With progressive aging, the kidney undergoes anatomical and physiological changes due to either organ senescence or other specific diseases, such as atherosclerosis or diabetes that are highly prevalent in the elderly.

Several studies have demonstrated increased rate of sclerotic glomeruli with aging. In kidney biopsies from older individuals, light microscopy generally shows nephrosclerosis (glomerulosclerosis, arteriosclerosis, tubular atrophy and interstitial fibrosis that occur commonly together) and other histomorphometric changes, such as increased glomerular size (due to compensatory hypertrophy of unaffected nephrons) and decreased glomerular density (as expressed by the number of glomeruli per area of cortex).

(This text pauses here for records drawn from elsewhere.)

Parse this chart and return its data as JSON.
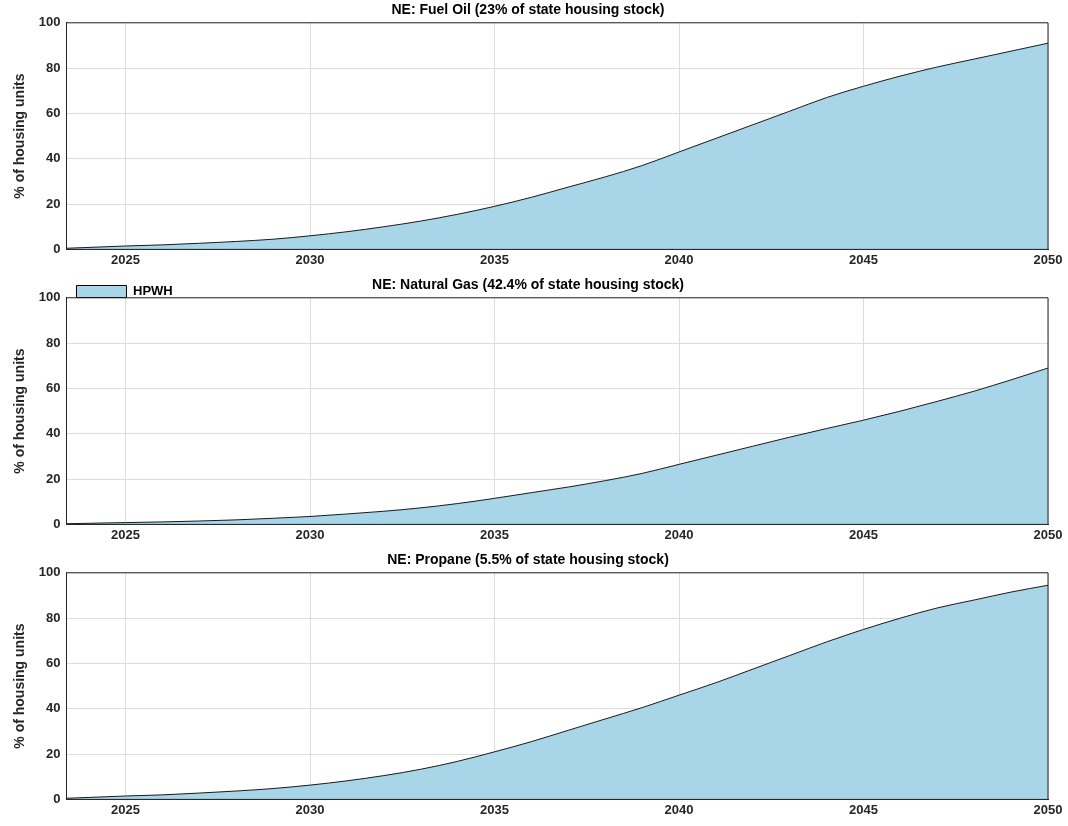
{
  "chart_data": [
    {
      "type": "area",
      "title": "NE: Fuel Oil (23% of state housing stock)",
      "ylabel": "% of housing units",
      "x": [
        2023.4,
        2025,
        2026,
        2027,
        2028,
        2029,
        2030,
        2031,
        2032,
        2033,
        2034,
        2035,
        2036,
        2037,
        2038,
        2039,
        2040,
        2041,
        2042,
        2043,
        2044,
        2045,
        2046,
        2047,
        2048,
        2049,
        2050
      ],
      "series": [
        {
          "color": "#a8d5e7",
          "values": [
            0.5,
            1.5,
            2,
            2.7,
            3.5,
            4.5,
            6,
            7.8,
            10,
            12.5,
            15.5,
            19,
            23,
            27.5,
            32,
            37,
            43,
            49,
            55,
            61,
            67,
            72,
            76.5,
            80.5,
            84,
            87.5,
            91
          ]
        }
      ],
      "xlim": [
        2023.4,
        2050
      ],
      "xticks": [
        2025,
        2030,
        2035,
        2040,
        2045,
        2050
      ],
      "ylim": [
        0,
        100
      ],
      "yticks": [
        0,
        20,
        40,
        60,
        80,
        100
      ],
      "grid": true,
      "marker": "none",
      "line_style": "solid"
    },
    {
      "type": "area",
      "title": "NE: Natural Gas (42.4% of state housing stock)",
      "ylabel": "% of housing units",
      "x": [
        2023.4,
        2025,
        2026,
        2027,
        2028,
        2029,
        2030,
        2031,
        2032,
        2033,
        2034,
        2035,
        2036,
        2037,
        2038,
        2039,
        2040,
        2041,
        2042,
        2043,
        2044,
        2045,
        2046,
        2047,
        2048,
        2049,
        2050
      ],
      "series": [
        {
          "name": "HPWH",
          "color": "#a8d5e7",
          "values": [
            0.3,
            0.8,
            1.1,
            1.5,
            2,
            2.7,
            3.5,
            4.6,
            5.8,
            7.3,
            9.2,
            11.5,
            14,
            16.5,
            19.3,
            22.5,
            26.5,
            30.5,
            34.5,
            38.5,
            42.3,
            46,
            50,
            54.3,
            58.8,
            63.8,
            69
          ]
        }
      ],
      "xlim": [
        2023.4,
        2050
      ],
      "xticks": [
        2025,
        2030,
        2035,
        2040,
        2045,
        2050
      ],
      "ylim": [
        0,
        100
      ],
      "yticks": [
        0,
        20,
        40,
        60,
        80,
        100
      ],
      "grid": true,
      "legend": "top left",
      "marker": "none",
      "line_style": "solid"
    },
    {
      "type": "area",
      "title": "NE: Propane (5.5% of state housing stock)",
      "ylabel": "% of housing units",
      "x": [
        2023.4,
        2025,
        2026,
        2027,
        2028,
        2029,
        2030,
        2031,
        2032,
        2033,
        2034,
        2035,
        2036,
        2037,
        2038,
        2039,
        2040,
        2041,
        2042,
        2043,
        2044,
        2045,
        2046,
        2047,
        2048,
        2049,
        2050
      ],
      "series": [
        {
          "color": "#a8d5e7",
          "values": [
            0.5,
            1.5,
            2,
            2.8,
            3.7,
            4.8,
            6.3,
            8.2,
            10.5,
            13.3,
            16.8,
            21,
            25.5,
            30.5,
            35.5,
            40.5,
            46,
            51.5,
            57.5,
            63.5,
            69.5,
            75,
            80,
            84.5,
            88,
            91.5,
            94.5
          ]
        }
      ],
      "xlim": [
        2023.4,
        2050
      ],
      "xticks": [
        2025,
        2030,
        2035,
        2040,
        2045,
        2050
      ],
      "ylim": [
        0,
        100
      ],
      "yticks": [
        0,
        20,
        40,
        60,
        80,
        100
      ],
      "grid": true,
      "marker": "none",
      "line_style": "solid"
    }
  ]
}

Nephrosclerosis and lower glomerular density both contribute to GFR decline in the elderly. Rowe et al. demonstrated an accelerated decline in endogenous creatinine clearance in 293 healthy subjects with advanced age, and concluded that this decline was a 'physiological' renal aging (i.e., not secondary to other diseases that are highly prevalent in the elderly, such as arteriosclerosis and diabetes). However, many years later, Fliser et al. demonstrated that GFR decline in the elderly might be deeply influenced by lifetime exposure to several conditions, including obesity, hypertension, congestive heart failure, and diabetes, and appropriate treatment and/or control of these factors might actually reduce the rate of vascular and interstitial sclerosis, and therefore slow the decline of kidney function over time. On the other hand, the slope of GFR decline is generally mild in older patients with fewer comorbidities, whose kidneys preserve the ability to respond to acute hemodynamic changes and retain essential physiological functions.

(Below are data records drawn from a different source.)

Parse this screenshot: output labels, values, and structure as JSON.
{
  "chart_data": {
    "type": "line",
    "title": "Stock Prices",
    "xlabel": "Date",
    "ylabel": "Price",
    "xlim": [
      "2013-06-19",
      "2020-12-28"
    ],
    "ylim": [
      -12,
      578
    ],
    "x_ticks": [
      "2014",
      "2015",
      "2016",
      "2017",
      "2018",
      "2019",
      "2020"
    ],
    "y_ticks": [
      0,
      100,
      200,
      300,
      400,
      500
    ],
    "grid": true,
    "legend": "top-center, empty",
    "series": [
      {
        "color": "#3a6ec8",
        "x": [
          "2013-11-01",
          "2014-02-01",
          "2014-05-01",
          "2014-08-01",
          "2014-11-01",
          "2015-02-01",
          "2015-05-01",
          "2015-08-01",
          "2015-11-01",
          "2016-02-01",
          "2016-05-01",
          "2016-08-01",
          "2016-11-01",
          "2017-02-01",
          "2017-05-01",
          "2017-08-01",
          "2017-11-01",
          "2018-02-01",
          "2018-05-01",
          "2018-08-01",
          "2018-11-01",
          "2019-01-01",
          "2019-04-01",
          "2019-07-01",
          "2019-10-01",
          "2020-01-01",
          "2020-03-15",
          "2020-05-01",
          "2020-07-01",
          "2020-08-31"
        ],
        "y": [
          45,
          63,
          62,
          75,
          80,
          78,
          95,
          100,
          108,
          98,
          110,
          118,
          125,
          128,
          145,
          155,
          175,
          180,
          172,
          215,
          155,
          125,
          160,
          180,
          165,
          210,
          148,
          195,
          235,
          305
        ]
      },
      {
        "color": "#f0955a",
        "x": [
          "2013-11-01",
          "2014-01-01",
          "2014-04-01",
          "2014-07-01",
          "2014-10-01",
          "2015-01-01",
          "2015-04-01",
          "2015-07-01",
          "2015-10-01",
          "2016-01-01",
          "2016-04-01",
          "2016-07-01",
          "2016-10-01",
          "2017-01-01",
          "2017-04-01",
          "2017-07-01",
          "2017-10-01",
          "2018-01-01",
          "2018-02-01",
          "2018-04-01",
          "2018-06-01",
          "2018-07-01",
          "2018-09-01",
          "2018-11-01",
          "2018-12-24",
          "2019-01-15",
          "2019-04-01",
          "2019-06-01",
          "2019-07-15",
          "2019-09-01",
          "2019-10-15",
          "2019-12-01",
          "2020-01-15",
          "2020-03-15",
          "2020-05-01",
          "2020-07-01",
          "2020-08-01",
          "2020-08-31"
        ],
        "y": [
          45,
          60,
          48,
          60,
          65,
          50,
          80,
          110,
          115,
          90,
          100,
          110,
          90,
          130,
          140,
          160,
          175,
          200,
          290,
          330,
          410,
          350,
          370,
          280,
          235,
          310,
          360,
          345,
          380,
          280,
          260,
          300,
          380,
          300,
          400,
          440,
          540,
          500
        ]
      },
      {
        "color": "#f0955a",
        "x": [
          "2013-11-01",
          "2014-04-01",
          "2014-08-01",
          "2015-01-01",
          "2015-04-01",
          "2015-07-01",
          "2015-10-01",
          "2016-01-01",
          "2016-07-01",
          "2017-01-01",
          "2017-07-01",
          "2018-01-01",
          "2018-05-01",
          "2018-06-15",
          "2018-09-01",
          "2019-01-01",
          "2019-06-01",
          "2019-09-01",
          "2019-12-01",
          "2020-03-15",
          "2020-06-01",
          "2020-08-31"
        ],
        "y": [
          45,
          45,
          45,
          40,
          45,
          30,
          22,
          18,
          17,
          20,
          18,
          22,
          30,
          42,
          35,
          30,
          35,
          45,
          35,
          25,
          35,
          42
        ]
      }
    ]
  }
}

In recent years, significant efforts have been made to estimate GFR by using different equations, including the recent CKD Epidemiology Collaboration formula. Unfortunately, a growing body of evidence indicates that estimation formulae are often unreliable in both diabetic and nondiabetic patients. Since the majority of epidemiological studies assessing the burden of CKD are based on estimated GFR (eGFR), using these formulas for accurate staging of CKD is still a matter of lively debate, particularly in older patients. The ongoing Berlin Initiative Study will help to better establish the boundaries of 'normal' GFR in older patients and to address the issue of proper CKD diagnosis in older individuals, by using iohexol clearance as the gold standard to estimate GFR accurately and precisely. With these caveats in mind, a recent individual-level meta-analysis, including over 2,000,000 individuals, demonstrated that reduced eGFR values and increased albuminuria were independently associated with mortality and ESRD, regardless of age, across a wide range of populations. In addition, moderate eGFR reduction in older individuals with hypertension and low risk of renal disease progression have been associated with a significant burden from CV disease and a significantly lower burden of ESRD. Indeed, given the presence of competing factors, such as death for CV disease before developing ESRD, patients with either stage 3A CKD or aged 65–79 years or older have a much lower risk for incident ESRD compared with patients with stage 3B/4 CKD or aged less than 65 years, respectively. It has been suggested that a different eGFR threshold (<45 ml/min/1.73 m) might achieve a better evaluation of the risk of progression to ESRD and a lower risk of misclassification of CKD stage.